J’avais naturellement longtemps réfléchi à l’étrange opération dont j’avais été témoin depuis mon arrivée sur Mars. Ce qui me déconcertait le plus, c’était le fait apparemment inexplicable que cette vieille femme avait donné à mon hôte une somme visiblement considérable pour qu’il l’assassinât et transplantât le cerveau d’un cadavre dans sa boîte crânienne. Était-ce la conséquence de quelque horrible fanatisme religieux ou y avait-il une explication qui échappait à mon esprit terrien ?

Je n’étais arrivé à aucune conclusion lorsqu’un esclave vint pour me conduire dans une pièce voisine où je retrouvai mon hôte. Il m’attendait devant une table surchargée de mets délicieux auxquels, inutile de le dire, je fis honneur après mon jeûne prolongé, sans compter les nombreuses semaines de médiocres rations militaires.

Durant le repas, mon hôte tenta à nouveau de converser avec moi. Toujours sans résultats, naturellement. Il s’énerva parfois dangereusement et, à trois reprises, il porta la main à une de ses épées devant mon incapacité à comprendre ce qu’il me disait. Ceci renforça ma conviction qu’il était partiellement fou. Mais chaque fois, il réussit à se contrôler suffisamment pour éviter une catastrophe pour l’un de nous.

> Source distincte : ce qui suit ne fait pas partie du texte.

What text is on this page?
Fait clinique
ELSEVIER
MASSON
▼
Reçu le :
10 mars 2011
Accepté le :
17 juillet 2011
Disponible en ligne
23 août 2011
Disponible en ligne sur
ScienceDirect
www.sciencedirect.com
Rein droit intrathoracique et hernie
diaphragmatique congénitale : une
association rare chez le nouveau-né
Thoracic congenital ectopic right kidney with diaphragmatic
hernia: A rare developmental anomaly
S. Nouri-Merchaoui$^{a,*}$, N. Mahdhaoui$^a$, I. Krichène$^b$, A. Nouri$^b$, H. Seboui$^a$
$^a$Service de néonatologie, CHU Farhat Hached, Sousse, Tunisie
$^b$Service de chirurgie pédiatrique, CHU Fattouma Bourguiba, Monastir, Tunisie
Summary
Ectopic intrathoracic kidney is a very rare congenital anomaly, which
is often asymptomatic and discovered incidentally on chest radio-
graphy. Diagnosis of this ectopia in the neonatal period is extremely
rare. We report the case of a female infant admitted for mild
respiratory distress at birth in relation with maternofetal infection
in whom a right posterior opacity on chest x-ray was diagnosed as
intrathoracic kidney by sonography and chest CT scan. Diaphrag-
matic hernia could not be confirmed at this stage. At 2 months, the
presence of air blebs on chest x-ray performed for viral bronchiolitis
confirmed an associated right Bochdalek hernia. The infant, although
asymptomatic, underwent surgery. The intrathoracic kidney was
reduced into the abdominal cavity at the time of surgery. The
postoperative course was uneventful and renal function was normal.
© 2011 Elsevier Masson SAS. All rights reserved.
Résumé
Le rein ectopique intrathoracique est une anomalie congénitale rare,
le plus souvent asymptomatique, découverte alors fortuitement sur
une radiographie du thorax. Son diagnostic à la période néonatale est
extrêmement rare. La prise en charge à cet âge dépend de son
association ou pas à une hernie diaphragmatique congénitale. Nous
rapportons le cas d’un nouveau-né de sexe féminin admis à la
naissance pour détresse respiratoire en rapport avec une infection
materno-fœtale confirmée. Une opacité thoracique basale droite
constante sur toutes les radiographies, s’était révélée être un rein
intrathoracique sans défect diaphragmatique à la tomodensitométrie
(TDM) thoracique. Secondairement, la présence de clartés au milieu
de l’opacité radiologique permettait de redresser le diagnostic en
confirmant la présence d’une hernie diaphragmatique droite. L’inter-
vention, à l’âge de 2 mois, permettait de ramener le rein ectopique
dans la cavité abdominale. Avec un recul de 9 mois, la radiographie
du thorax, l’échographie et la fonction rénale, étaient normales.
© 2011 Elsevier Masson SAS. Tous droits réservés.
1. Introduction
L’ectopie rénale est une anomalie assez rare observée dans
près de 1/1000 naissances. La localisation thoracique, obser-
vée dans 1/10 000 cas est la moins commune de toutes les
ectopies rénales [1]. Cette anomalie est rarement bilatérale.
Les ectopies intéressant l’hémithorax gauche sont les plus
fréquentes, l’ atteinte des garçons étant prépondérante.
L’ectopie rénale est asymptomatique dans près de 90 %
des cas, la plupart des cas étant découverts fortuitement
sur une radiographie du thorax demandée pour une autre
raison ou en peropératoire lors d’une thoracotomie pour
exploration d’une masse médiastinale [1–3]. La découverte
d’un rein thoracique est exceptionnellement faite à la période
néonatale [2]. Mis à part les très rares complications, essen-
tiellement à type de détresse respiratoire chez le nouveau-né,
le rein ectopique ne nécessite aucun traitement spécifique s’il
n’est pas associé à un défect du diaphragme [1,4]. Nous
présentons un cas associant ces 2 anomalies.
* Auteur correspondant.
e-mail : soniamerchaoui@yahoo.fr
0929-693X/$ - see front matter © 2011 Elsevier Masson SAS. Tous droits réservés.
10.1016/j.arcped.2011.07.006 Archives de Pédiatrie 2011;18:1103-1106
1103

Le repas fini, il resta longtemps plongé dans ses pensées, puis il parut prendre une résolution soudaine. Il se tourna aussitôt vers moi, avec un simulacre de sourire, et se lança brusquement dans ce qui s’avéra être un cours intensif sur le langage barsoomien. Ce fut bien après le crépuscule qu’il me permit de me retirer pour la nuit. Il me conduisit lui-même dans une grande pièce, celle-là même où j’avais trouvé mon nouvel harnachement. Il me désigna un tas de fourrures et d’opulents draps en soie puis, me souhaitant bonne nuit en barsoomien, il me quitta, fermant la porte à clef derrière lui et me laissant le soin de deviner si j’étais plus invité que prisonnier.

CHAPITRE II

Une promotion

Trois semaines passèrent. Je maîtrisais suffisamment la langue barsoomienne pour converser avec mon hôte d’une façon relativement satisfaisante. Et, lentement, je faisais des progrès dans la maîtrise de la langue écrite de sa nation ; celle-ci différait bien sûr de la langue écrite de toutes les autres nations barsoomiennes, même si la langue parlée est partout la même. Durant ces trois semaines, j’appris aussi beaucoup de choses sur l’étrange endroit où j’étais mi-invité mi-prisonnier et sur mon remarquable hôte-geôlier, Ras Thavas, le vieux chirurgien de Toonol. Je fus en effet constamment en sa compagnie jour après jour et, graduellement, mon intelligence stupéfaite réalisa les buts de l’institution sur laquelle il régnait et où il œuvrait pratiquement seul. Les esclaves et les valets qui le servaient n’étaient que des coupeurs de bois et des porteurs d’eau. C’était donc son cerveau seul, avec son talent, qui dirigeait les activités, parfois bénéfiques, parfois malfaisantes, mais toujours merveilleuses, de l’œuvre de sa vie.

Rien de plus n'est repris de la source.